The authors are exceptionally self-referential. I count at least 18 references to their own work.
Author Response
Please see the attachment
Author Response File: 
Author Response.doc
Reviewer 2 Report
The review by Gavriilaki et al is describing endothelial injury syndromes in connection to CAR T cells. The topic is contemporary and of great interest to the growing field of CAR therapeutics which includes handling of the adverse reactions. The review is well written and easy to follow. I have minor comments only to improve of this review:
- Page 2, row 54: Since the authors mention that tisagenlecleucel and axicabtagen ciloleucel are developed by Novartis and Gilead, respectively, it can be good also to mention the same relationship of liso-cel and Bristol-Myers Squibb? Further, state the full INN name prior to the abbreviation liso-cel.

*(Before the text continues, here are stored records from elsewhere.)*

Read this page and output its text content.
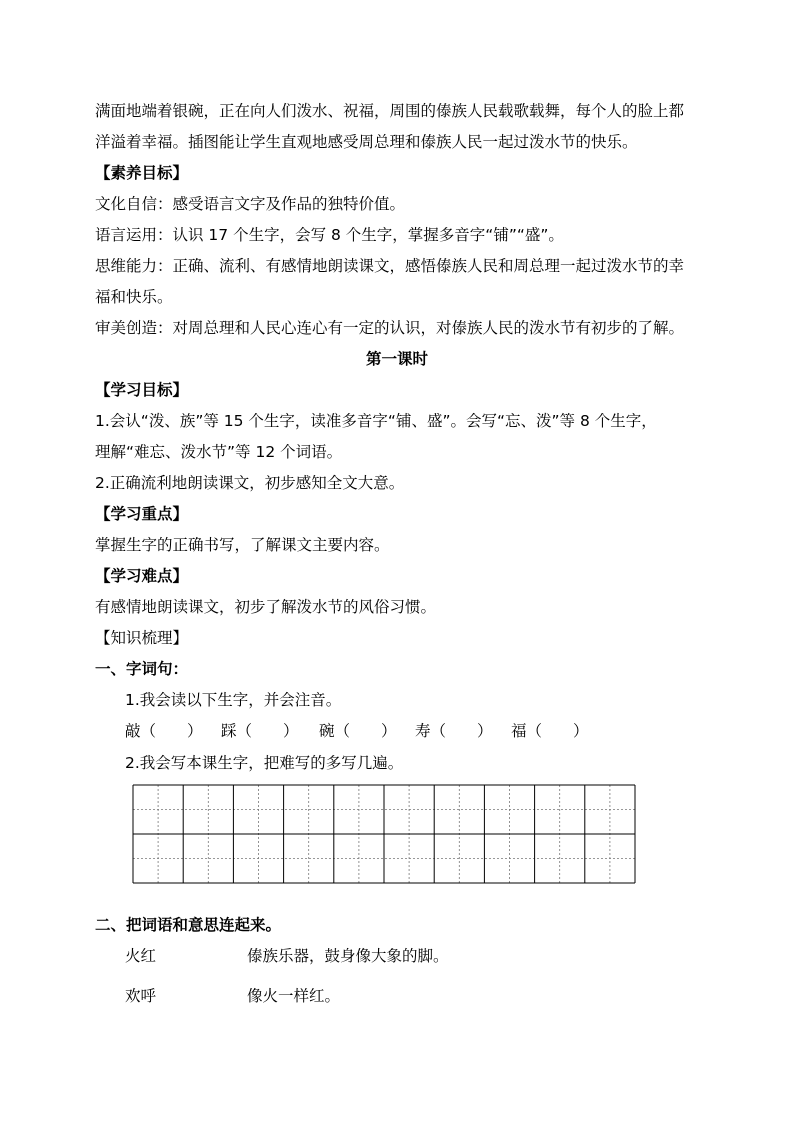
满面地端着银碗，正在向人们泼水、祝福，周围的傣族人民载歌载舞，每个人的脸上都
洋溢着幸福。插图能让学生直观地感受周总理和傣族人民一起过泼水节的快乐。
【素养目标】
文化自信：感受语言文字及作品的独特价值。
语言运用：认识 17 个生字，会写 8 个生字，掌握多音字“铺”“盛”。
思维能力：正确、流利、有感情地朗读课文，感悟傣族人民和周总理一起过泼水节的幸
福和快乐。
审美创造：对周总理和人民心连心有一定的认识，对傣族人民的泼水节有初步的了解。
第一课时
【学习目标】
1.会认“泼、族”等 15 个生字，读准多音字“铺、盛”。会写“忘、泼”等 8 个生字，
理解“难忘、泼水节”等 12 个词语。
2.正确流利地朗读课文，初步感知全文大意。
【学习重点】
掌握生字的正确书写，了解课文主要内容。
【学习难点】
有感情地朗读课文，初步了解泼水节的风俗习惯。
【知识梳理】
一、字词句：
1.我会读以下生字，并会注音。
敲（　　） 踩（　　） 碗（　　） 寿（　　） 福（　　）
2.我会写本课生字，把难写的多写几遍。
二、把词语和意思连起来。
火红	傣族乐器，鼓身像大象的脚。
欢呼	像火一样红。
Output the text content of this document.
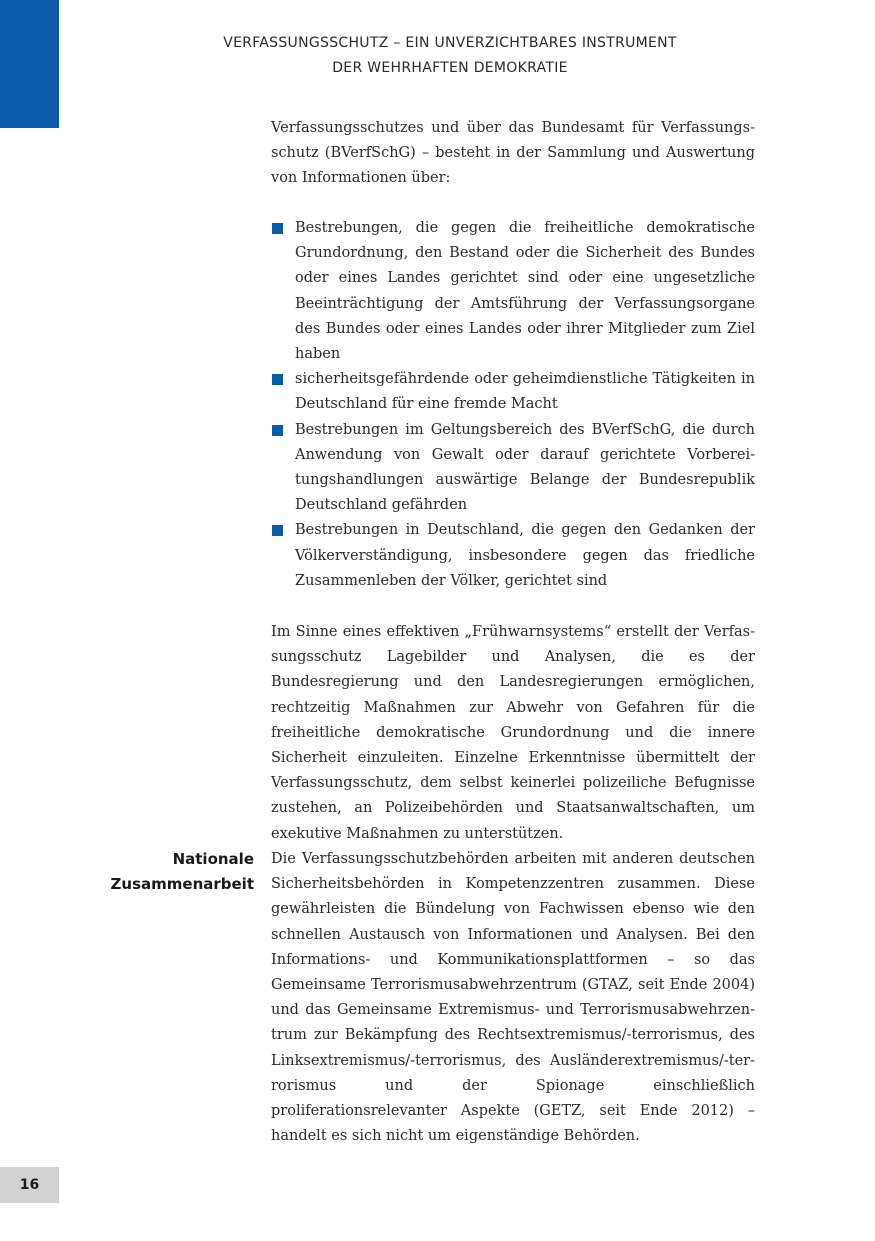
VERFASSUNGSSCHUTZ – EIN UNVERZICHTBARES INSTRUMENT
DER WEHRHAFTEN DEMOKRATIE

Verfassungsschutzes und über das Bundesamt für Verfassungsschutz (BVerfSchG) – besteht in der Sammlung und Auswertung von Informationen über:

Bestrebungen, die gegen die freiheitliche demokratische Grundordnung, den Bestand oder die Sicherheit des Bundes oder eines Landes gerichtet sind oder eine ungesetzliche Beeinträchtigung der Amtsführung der Verfassungsorgane des Bundes oder eines Landes oder ihrer Mitglieder zum Ziel haben
sicherheitsgefährdende oder geheimdienstliche Tätigkeiten in Deutschland für eine fremde Macht
Bestrebungen im Geltungsbereich des BVerfSchG, die durch Anwendung von Gewalt oder darauf gerichtete Vorbereitungshandlungen auswärtige Belange der Bundesrepublik Deutschland gefährden
Bestrebungen in Deutschland, die gegen den Gedanken der Völkerverständigung, insbesondere gegen das friedliche Zusammenleben der Völker, gerichtet sind

Im Sinne eines effektiven „Frühwarnsystems“ erstellt der Verfassungsschutz Lagebilder und Analysen, die es der Bundesregierung und den Landesregierungen ermöglichen, rechtzeitig Maßnahmen zur Abwehr von Gefahren für die freiheitliche demokratische Grundordnung und die innere Sicherheit einzuleiten. Einzelne Erkenntnisse übermittelt der Verfassungsschutz, dem selbst keinerlei polizeiliche Befugnisse zustehen, an Polizeibehörden und Staatsanwaltschaften, um exekutive Maßnahmen zu unterstützen.

Nationale
Zusammenarbeit

Die Verfassungsschutzbehörden arbeiten mit anderen deutschen Sicherheitsbehörden in Kompetenzzentren zusammen. Diese gewährleisten die Bündelung von Fachwissen ebenso wie den schnellen Austausch von Informationen und Analysen. Bei den Informations- und Kommunikationsplattformen – so das Gemeinsame Terrorismusabwehrzentrum (GTAZ, seit Ende 2004) und das Gemeinsame Extremismus- und Terrorismusabwehrzentrum zur Bekämpfung des Rechtsextremismus/-terrorismus, des Linksextremismus/-terrorismus, des Ausländerextremismus/-terrorismus und der Spionage einschließlich proliferationsrelevanter Aspekte (GETZ, seit Ende 2012) – handelt es sich nicht um eigenständige Behörden.

16
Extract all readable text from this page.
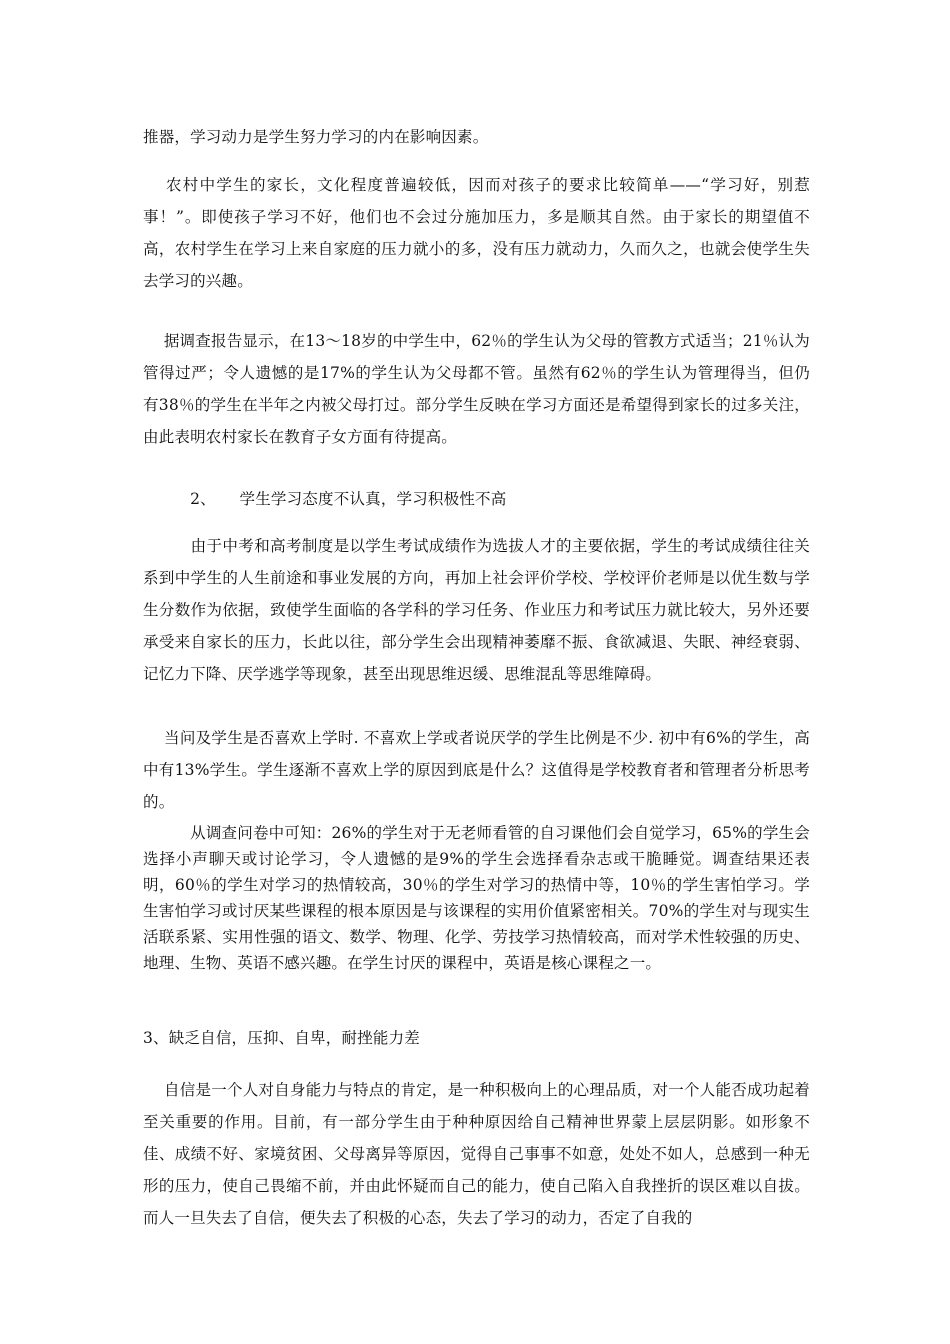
推器，学习动力是学生努力学习的内在影响因素。

　 农村中学生的家长，文化程度普遍较低，因而对孩子的要求比较简单——“学习好，别惹事！”。即使孩子学习不好，他们也不会过分施加压力，多是顺其自然。由于家长的期望值不高，农村学生在学习上来自家庭的压力就小的多，没有压力就动力，久而久之，也就会使学生失去学习的兴趣。

　 据调查报告显示，在13～18岁的中学生中，62％的学生认为父母的管教方式适当；21％认为管得过严；令人遗憾的是17%的学生认为父母都不管。虽然有62％的学生认为管理得当，但仍有38％的学生在半年之内被父母打过。部分学生反映在学习方面还是希望得到家长的过多关注，由此表明农村家长在教育子女方面有待提高。

　　　2、　　学生学习态度不认真，学习积极性不高

　　　由于中考和高考制度是以学生考试成绩作为选拔人才的主要依据，学生的考试成绩往往关系到中学生的人生前途和事业发展的方向，再加上社会评价学校、学校评价老师是以优生数与学生分数作为依据，致使学生面临的各学科的学习任务、作业压力和考试压力就比较大，另外还要承受来自家长的压力，长此以往，部分学生会出现精神萎靡不振、食欲减退、失眠、神经衰弱、记忆力下降、厌学逃学等现象，甚至出现思维迟缓、思维混乱等思维障碍。

　 当问及学生是否喜欢上学时. 不喜欢上学或者说厌学的学生比例是不少. 初中有6%的学生，高中有13%学生。学生逐渐不喜欢上学的原因到底是什么？这值得是学校教育者和管理者分析思考的。

　　　从调查问卷中可知：26%的学生对于无老师看管的自习课他们会自觉学习，65%的学生会选择小声聊天或讨论学习，令人遗憾的是9%的学生会选择看杂志或干脆睡觉。调查结果还表明，60％的学生对学习的热情较高，30％的学生对学习的热情中等，10％的学生害怕学习。学生害怕学习或讨厌某些课程的根本原因是与该课程的实用价值紧密相关。70%的学生对与现实生活联系紧、实用性强的语文、数学、物理、化学、劳技学习热情较高，而对学术性较强的历史、地理、生物、英语不感兴趣。在学生讨厌的课程中，英语是核心课程之一。

3、缺乏自信，压抑、自卑，耐挫能力差

　 自信是一个人对自身能力与特点的肯定，是一种积极向上的心理品质，对一个人能否成功起着至关重要的作用。目前，有一部分学生由于种种原因给自己精神世界蒙上层层阴影。如形象不佳、成绩不好、家境贫困、父母离异等原因，觉得自己事事不如意，处处不如人，总感到一种无形的压力，使自己畏缩不前，并由此怀疑而自己的能力，使自己陷入自我挫折的误区难以自拔。而人一旦失去了自信，便失去了积极的心态，失去了学习的动力，否定了自我的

- Page 3, row 85: The sentence “ These life-threatening syndromes…etc” can be misinterpreted as 93% of all CAR T cell patients have life-threatening adverse events. Please, consider rephrasing.
- The review very well describes the molecular events upon complement activation and the following cell toxicity, and associates coagulation/complement disorders to cytokine release syndrome. However, the review could benefit from demonstrating the molecular links of cytokines mediating complement activation and hypercoagulation instead of not only claiming their association.
Author Response
Please see the attachment
Author Response File: Author Response.doc
Round 2
Reviewer 1 Report
All comments were ignored, paper is essentially unchanged. Editor to decide.
Author Response
We thank the Editor for providing us the opportunity to improve our manuscript.
1. We have added details on manufacturing and administration of CAR-T cells.
2. We agree with the Editor that providing frequencies would be useful. Unfortunately, these are only clear for CRS and neurotoxicity, still with high range in the three approved products. Regarding the other toxicity, each symptom (such as cough, nausea) has been reported with different frequency (very common, common, or uncommon) in clinical trials. Therefore, it is not possible to provide a frequency for such groups of symptoms, classified per system. We have added relevant data in our manuscript.
3. This line has been deleted since it is explained further in another section.
4. We have incorporated CAR-T cell toxicity in our figure. Since there are no clear data to connect complement and this toxicity, we aimed to describe similarities in the clinical and pathophysiological presentation of such syndromes.